CAPE-Lab-Computer-Aided Process Engineering Laboratory, Department of Industrial Engineering, University of Padova, via Marzolo 9, 35131, Padova, PD, Italy,
J Pharmacokinet Pharmacodyn. 2013 Aug;40(4):451-67. doi: 10.1007/s10928-013-9321-5. Epub 2013 Jun 4.
The use of pharmacokinetic (PK) and pharmacodynamic (PD) models is a common and widespread practice in the preliminary stages of drug development. However, PK-PD models may be affected by structural identifiability issues intrinsically related to their mathematical formulation. A preliminary structural identifiability analysis is usually carried out to check if the set of model parameters can be uniquely determined from experimental observations under the ideal assumptions of noise-free data and no model uncertainty. However, even for structurally identifiable models, real-life experimental conditions and model uncertainty may strongly affect the practical possibility to estimate the model parameters in a statistically sound way. A systematic procedure coupling the numerical assessment of structural identifiability with advanced model-based design of experiments formulations is presented in this paper. The objective is to propose a general approach to design experiments in an optimal way, detecting a proper set of experimental settings that ensure the practical identifiability of PK-PD models. Two simulated case studies based on in vitro bacterial growth and killing models are presented to demonstrate the applicability and generality of the methodology to tackle model identifiability issues effectively, through the design of feasible and highly informative experiments.

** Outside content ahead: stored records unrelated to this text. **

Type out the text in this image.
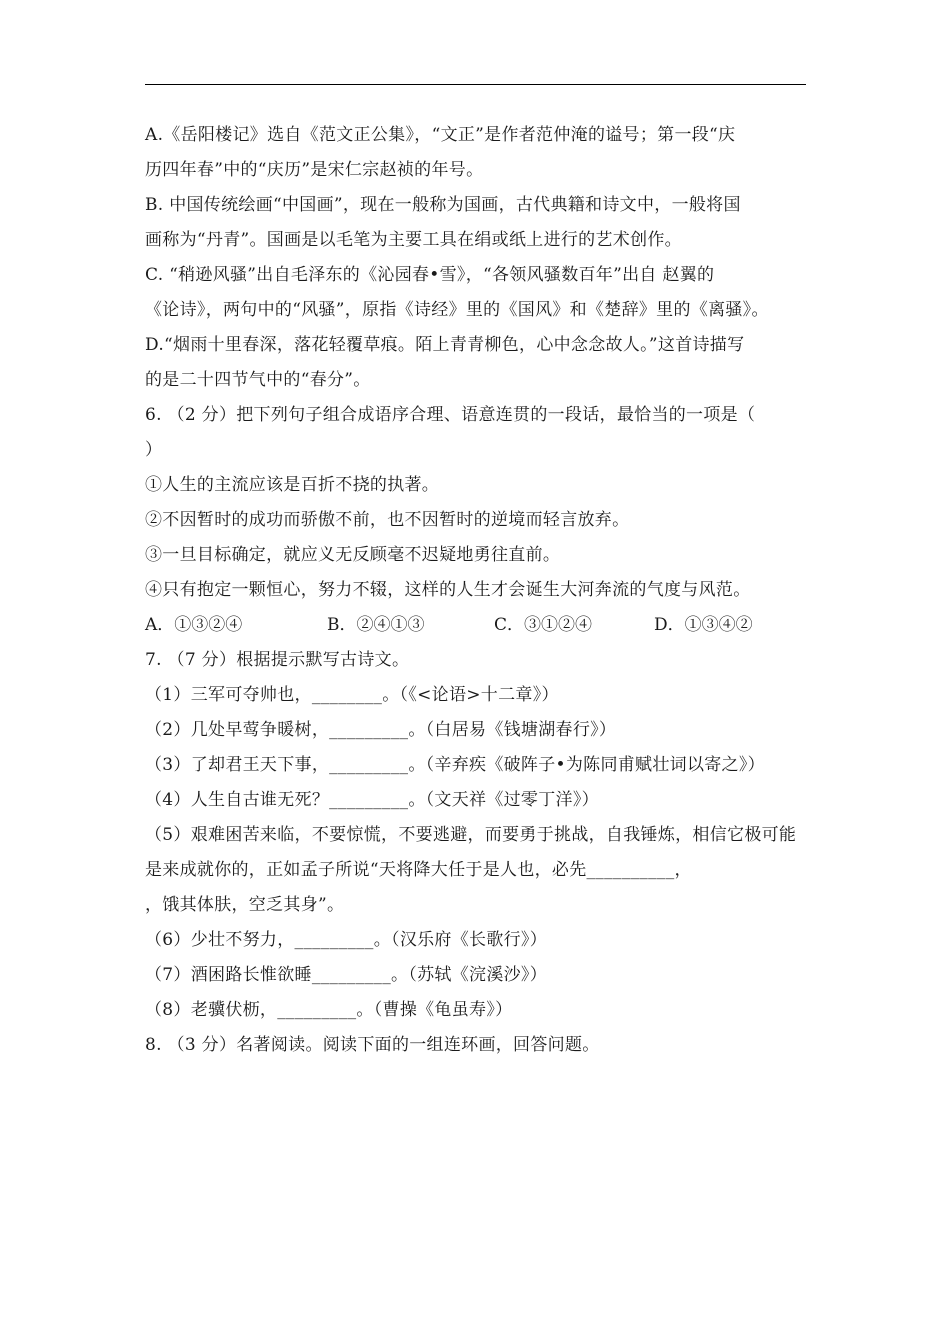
A.《岳阳楼记》选自《范文正公集》，“文正”是作者范仲淹的谥号；第一段“庆
历四年春”中的“庆历”是宋仁宗赵祯的年号。
B. 中国传统绘画“中国画”，现在一般称为国画，古代典籍和诗文中，一般将国
画称为“丹青”。国画是以毛笔为主要工具在绢或纸上进行的艺术创作。
C. “稍逊风骚”出自毛泽东的《沁园春•雪》，“各领风骚数百年”出自 赵翼的
《论诗》，两句中的“风骚”，原指《诗经》里的《国风》和《楚辞》里的《离骚》。
D.“烟雨十里春深，落花轻覆草痕。陌上青青柳色，心中念念故人。”这首诗描写
的是二十四节气中的“春分”。
6. （2 分）把下列句子组合成语序合理、语意连贯的一段话，最恰当的一项是（
）
①人生的主流应该是百折不挠的执著。
②不因暂时的成功而骄傲不前，也不因暂时的逆境而轻言放弃。
③一旦目标确定，就应义无反顾毫不迟疑地勇往直前。
④只有抱定一颗恒心，努力不辍，这样的人生才会诞生大河奔流的气度与风范。
A．①③②④	B．②④①③	C．③①②④	D．①③④②
7. （7 分）根据提示默写古诗文。
（1）三军可夺帅也，________。（《<论语>十二章》）
（2）几处早莺争暖树，_________。（白居易《钱塘湖春行》）
（3）了却君王天下事，_________。（辛弃疾《破阵子•为陈同甫赋壮词以寄之》）
（4）人生自古谁无死？_________。（文天祥《过零丁洋》）
（5）艰难困苦来临，不要惊慌，不要逃避，而要勇于挑战，自我锤炼，相信它极可能
是来成就你的，正如孟子所说“天将降大任于是人也，必先__________，
，饿其体肤，空乏其身”。
（6）少壮不努力，_________。（汉乐府《长歌行》）
（7）酒困路长惟欲睡_________。（苏轼《浣溪沙》）
（8）老骥伏枥，_________。（曹操《龟虽寿》）
8. （3 分）名著阅读。阅读下面的一组连环画，回答问题。
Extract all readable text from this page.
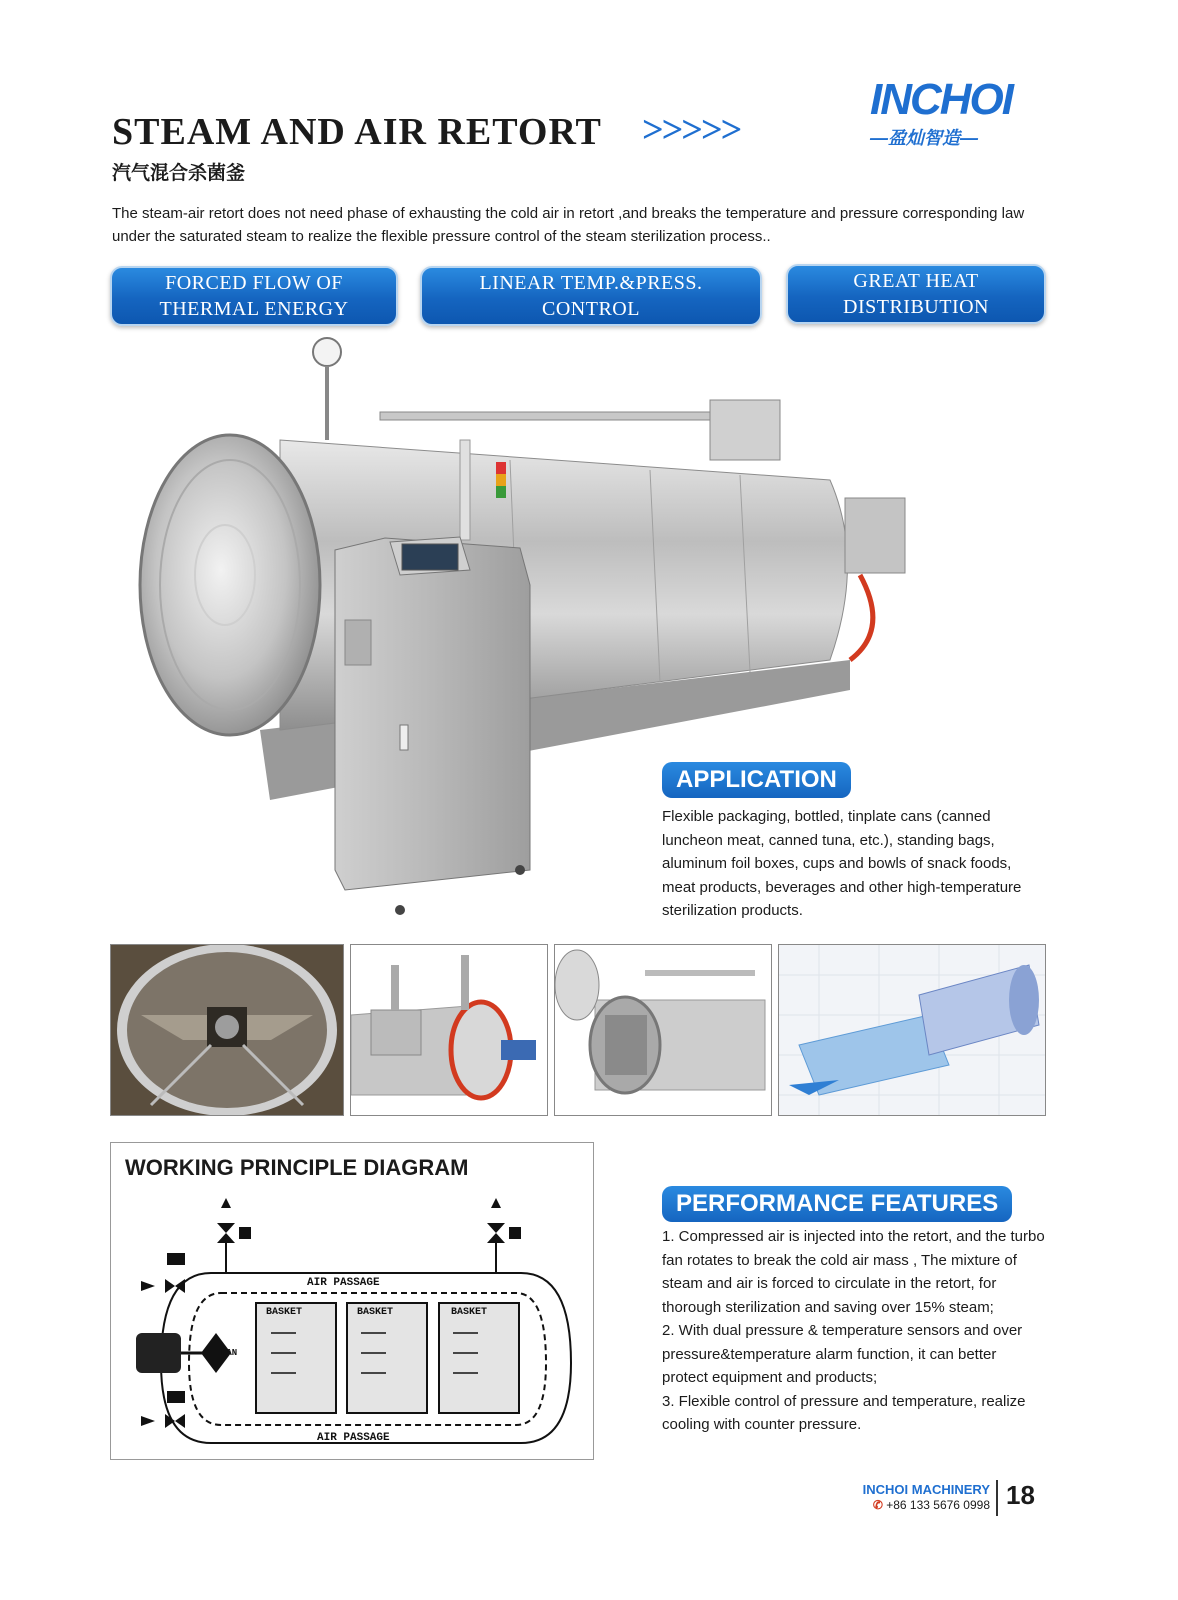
STEAM AND AIR RETORT >>>>>
汽气混合杀菌釜
INCHOI
—盈灿智造—
The steam-air retort does not need phase of exhausting the cold air in retort ,and breaks the temperature and pressure corresponding law under the saturated steam to realize the flexible pressure control of the steam sterilization process..
FORCED FLOW OF
THERMAL ENERGY
LINEAR TEMP.&PRESS.
CONTROL
GREAT HEAT
DISTRIBUTION
APPLICATION
Flexible packaging, bottled, tinplate cans (canned luncheon meat, canned tuna, etc.), standing bags, aluminum foil boxes, cups and bowls of snack foods, meat products, beverages and other high-temperature sterilization products.
WORKING PRINCIPLE DIAGRAM
FAN
AIR PASSAGE
AIR PASSAGE
BASKET	BASKET	BASKET
PERFORMANCE FEATURES
1. Compressed air is injected into the retort, and the turbo fan rotates to break the cold air mass , The mixture of steam and air is forced to circulate in the retort, for thorough sterilization and saving over 15% steam;
2. With dual pressure & temperature sensors and over pressure&temperature alarm function, it can better protect equipment and products;
3. Flexible control of pressure and temperature, realize cooling with counter pressure.
INCHOI MACHINERY
✆ +86 133 5676 0998 18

在药物开发的初步阶段,使用药代动力学(PK)和药效动力学(PD)模型是一种常见且广泛的做法。然而,PK-PD 模型可能会受到与其数学公式内在相关的结构可识别性问题的影响。通常会进行初步的结构可识别性分析,以检查在无噪声数据和无模型不确定性的理想假设下,模型参数是否可以从实验观察中唯一确定。然而,即使对于结构可识别的模型,实际的实验条件和模型不确定性也可能强烈影响以统计合理的方式估计模型参数的实际可能性。本文提出了一种将结构可识别性的数值评估与基于模型的先进实验设计公式相结合的系统方法。其目的是提出一种以最佳方式设计实验的通用方法,通过设计可行且信息丰富的实验,检测一组确保 PK-PD 模型实际可识别性的合适实验设置。本文通过设计可行且信息丰富的实验,展示了基于体外细菌生长和杀伤模型的两个模拟案例研究,证明了该方法在解决模型可识别性问题方面的有效性和通用性。